Ogni volta che ho fatto accesso alla mia pagina, qualche sconosciuto di cui avevo accettato la così detta amicizia si è affacciato da una finestrella dicendomi «Eccoti qui», come se fosse stato tutta la notte appostato dentro il mio androne aspettando di vedermi rientrare. Ho saputo di adulteri di persone più o meno famose scoperte grazie a Facebook, visto che su Facebook tutti vedono tutto quello in cui ciascuno è affaccendato. Sono stato contattato da compagni delle elementari, delle medie e delle superiori. Alcuni di loro hanno voluto a tutti i costi mandarmi delle fotografie per farmi vedere come eravamo. Se penso a tutti gli anni che ci ho messo, per riuscire a dimenticare come eravamo. Poi sono stato contattato da prime, seconde e terze fidanzate, che mi hanno detto «Ti ricordi?». Poi da amici di amici di amici persi a ragione e rimasti (a ragione) relegati in un passato lontano. Ho ricevuto inviti a unirmi a gruppi di ogni tipo, dall'«Obama party» al movimento «Antibimbominkia ». Di quest'ultimo movimento, che impiega il proprio tempo nel manifestare dissenso nei confronti dei seguaci dei Tokio Hotel, ho cominciato a ricevere ogni tipo di segnalazione: «No al bimbominkia su Facebook», «Il bimbominkia si è evoluto in orribile Sfigadulto », «Contro i Bimbominkia per un mondo migliore». Poi: sono stato contattato per ogni tipo di sottoscrizione, per comprare cd, libri, per partecipare a inaugurazioni di negozi, pedalate sociali, per provare prodotti cosmetici, unirmi a merende ambientaliste, ripensare alla rivoluzione maoista.

Ecco, dopo due mesi così ho chiesto disperato ai miei amici di uscirne. E loro disperati, con gli occhi sbarrati, mi hanno detto che non sanno come fare, che ci hanno provato ma non capiscono come si fa, quale procedura si debba seguire.

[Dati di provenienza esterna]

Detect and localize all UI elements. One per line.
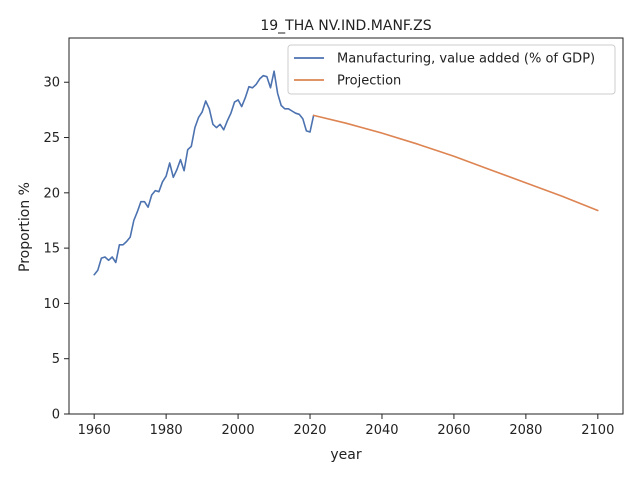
y-axis-label: Proportion % <box>17 182 33 272</box>
series-line-projection <box>312 114 599 212</box>
x-tick-label: 2040 <box>365 423 398 438</box>
x-tick-label: 1960 <box>78 423 111 438</box>
x-tick-label: 1980 <box>150 423 183 438</box>
legend: Manufacturing, value added (% of GDP) Pro… <box>287 44 616 95</box>
y-tick-label: 0 <box>52 408 60 423</box>
x-tick-label: 2080 <box>509 423 542 438</box>
x-tick-label: 2060 <box>437 423 470 438</box>
series-lines <box>93 70 599 276</box>
y-tick-label: 30 <box>43 76 60 91</box>
x-tick-label: 2100 <box>581 423 614 438</box>
y-tick-label: 20 <box>43 186 60 201</box>
chart-title: 19_THA NV.IND.MANF.ZS <box>260 18 431 34</box>
series-line-manufacturing <box>93 70 315 276</box>
x-axis-label: year <box>330 447 361 463</box>
y-tick-label: 15 <box>43 242 60 257</box>
legend-label: Manufacturing, value added (% of GDP) <box>337 52 595 67</box>
y-tick-label: 10 <box>43 297 60 312</box>
legend-box <box>287 44 616 95</box>
plot-frame <box>68 37 624 415</box>
y-tick-label: 25 <box>43 131 60 146</box>
y-tick-label: 5 <box>52 352 60 367</box>
axis-ticks: 1960 1980 2000 2020 2040 2060 2080 2100 0 5 10 15 20… <box>43 76 614 438</box>
x-tick-label: 2000 <box>222 423 255 438</box>
legend-label: Projection <box>337 74 401 89</box>
x-tick-label: 2020 <box>293 423 326 438</box>
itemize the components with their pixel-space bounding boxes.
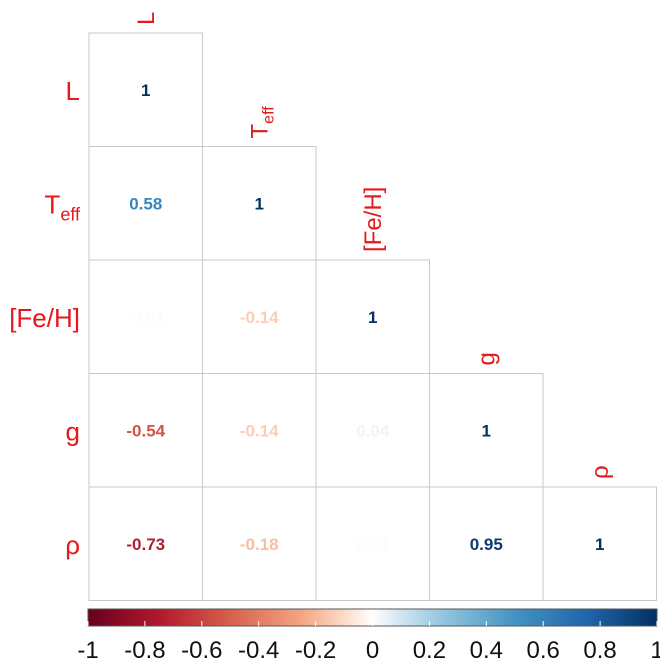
cell-value-2-1: -0.14 [240,308,279,327]
cell-2-0 [88,259,203,374]
cell-value-3-0: -0.54 [126,421,165,440]
column-labels: L Teff [Fe/H] g ρ [133,12,614,479]
row-labels: L Teff [Fe/H] g ρ [9,76,81,560]
row-label-3: g [66,416,80,446]
colorbar-tick-label-7: 0.4 [470,637,503,664]
cell-1-1 [202,146,317,261]
cell-value-1-1: 1 [255,194,264,213]
cell-4-2 [315,486,430,601]
colorbar-tick-label-1: -0.8 [124,637,165,664]
cell-1-0 [88,146,203,261]
cell-value-4-4: 1 [595,535,604,554]
colorbar-tick-label-10: 1 [650,637,660,664]
cell-2-1 [202,259,317,374]
cell-4-4 [542,486,657,601]
cell-value-4-1: -0.18 [240,535,279,554]
cell-value-4-3: 0.95 [470,535,503,554]
cell-3-1 [202,373,317,488]
cell-value-2-0: -0.01 [126,308,165,327]
cell-2-2 [315,259,430,374]
column-label-4: ρ [587,465,614,479]
column-label-1: Teff [246,106,277,139]
cell-value-4-2: 0.01 [356,535,389,554]
cell-value-3-2: 0.04 [356,421,390,440]
cell-3-3 [429,373,544,488]
colorbar-tick-label-9: 0.8 [583,637,616,664]
cell-value-1-0: 0.58 [129,194,162,213]
row-label-1: Teff [44,189,81,224]
cell-value-0-0: 1 [141,81,150,100]
colorbar-tick-label-6: 0.2 [413,637,446,664]
colorbar-tick-label-3: -0.4 [238,637,279,664]
row-label-2: [Fe/H] [9,303,80,333]
cell-value-3-1: -0.14 [240,421,279,440]
cell-0-0 [88,32,203,147]
colorbar-tick-label-8: 0.6 [527,637,560,664]
colorbar: -1 -0.8 -0.6 -0.4 -0.2 0 0.2 0.4 0.6 0.8 1 [77,608,660,664]
colorbar-tick-label-0: -1 [77,637,98,664]
colorbar-tick-label-4: -0.2 [295,637,336,664]
colorbar-tick-label-5: 0 [366,637,379,664]
colorbar-tick-label-2: -0.6 [181,637,222,664]
cell-4-3 [429,486,544,601]
cell-value-3-3: 1 [482,421,491,440]
column-label-2: [Fe/H] [360,187,387,252]
row-label-0: L [66,76,80,106]
cell-value-2-2: 1 [368,308,377,327]
cell-4-1 [202,486,317,601]
column-label-3: g [473,352,500,365]
column-label-0: L [133,12,160,25]
row-label-4: ρ [65,530,80,560]
heatmap-cells: 1 0.58 1 -0.01 -0.14 1 -0.54 -0.14 0.04 1 -0.73 -0.… [88,32,657,601]
cell-value-4-0: -0.73 [126,535,165,554]
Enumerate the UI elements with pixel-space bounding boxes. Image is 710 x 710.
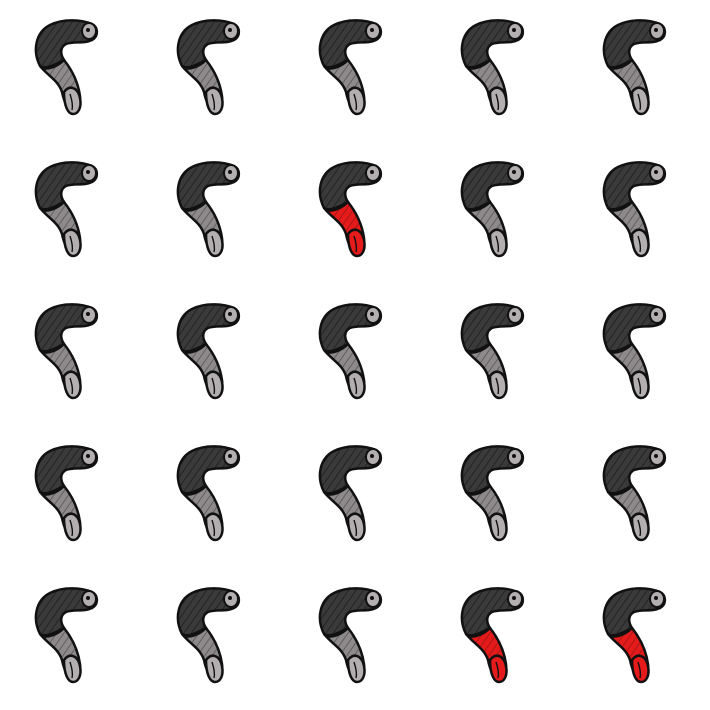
worm-icon — [318, 587, 383, 684]
worm-icon — [34, 587, 99, 684]
worm-icon-highlighted — [460, 587, 525, 684]
worm-icon — [460, 303, 525, 400]
worm-icon — [176, 19, 241, 116]
worm-tile-r4-c5[interactable] — [568, 426, 710, 568]
worm-tile-r2-c4[interactable] — [426, 142, 568, 284]
worm-icon-highlighted — [602, 587, 667, 684]
worm-icon — [34, 445, 99, 542]
worm-tile-r5-c3[interactable] — [284, 568, 426, 710]
worm-tile-r5-c2[interactable] — [142, 568, 284, 710]
worm-tile-r4-c4[interactable] — [426, 426, 568, 568]
worm-tile-r1-c3[interactable] — [284, 0, 426, 142]
worm-icon — [318, 19, 383, 116]
worm-icon — [176, 445, 241, 542]
worm-tile-r1-c5[interactable] — [568, 0, 710, 142]
worm-icon — [460, 161, 525, 258]
worm-tile-r1-c1[interactable] — [0, 0, 142, 142]
worm-icon — [318, 445, 383, 542]
worm-tile-r2-c1[interactable] — [0, 142, 142, 284]
worm-icon — [176, 587, 241, 684]
worm-tile-r3-c5[interactable] — [568, 284, 710, 426]
worm-icon — [460, 445, 525, 542]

Ne parliamo su Facebook, ciascuno dietro la propria inferriata, le braccia oltre le sbarre a rimestare nell'aria. E così, da qui, da dietro la mia grata mi è venuto in mente Michel Foucault, quando parla del Panopticon di Bentham. «Ogni giorno, anche il sindaco passa per la strada di cui è responsabile; si ferma davanti a ogni casa; fa mettere tutti gli abitanti alle finestre. Ciascuno chiuso nella sua gabbia, ciascuno alla sua finestra, rispondendo al proprio nome, mostrandosi quando glielo si chiede . Questa sorveglianza si basa su un sistema di registrazione permanente». All'inizio della «serrata» viene stabilito il ruolo di tutti gli abitanti presenti nella città, uno per uno; vi si riporta «il nome, l'età, il sesso, senza eccezione di condizione». È un sistema, dice Foucault, che ha un effetto sicuro: «indurre nel detenuto uno stato cosciente di visibilità che assicura il finzionamento automatico del potere perché l'essenziale è che egli sappia di essere osservato». Ne parlo anche con i miei così detti amici, di questo passo di Foucault. Gli dico che è dentro un libro che si intitola Sorvegliare e punire. Più che dirglielo, glielo urlo dalla finestra.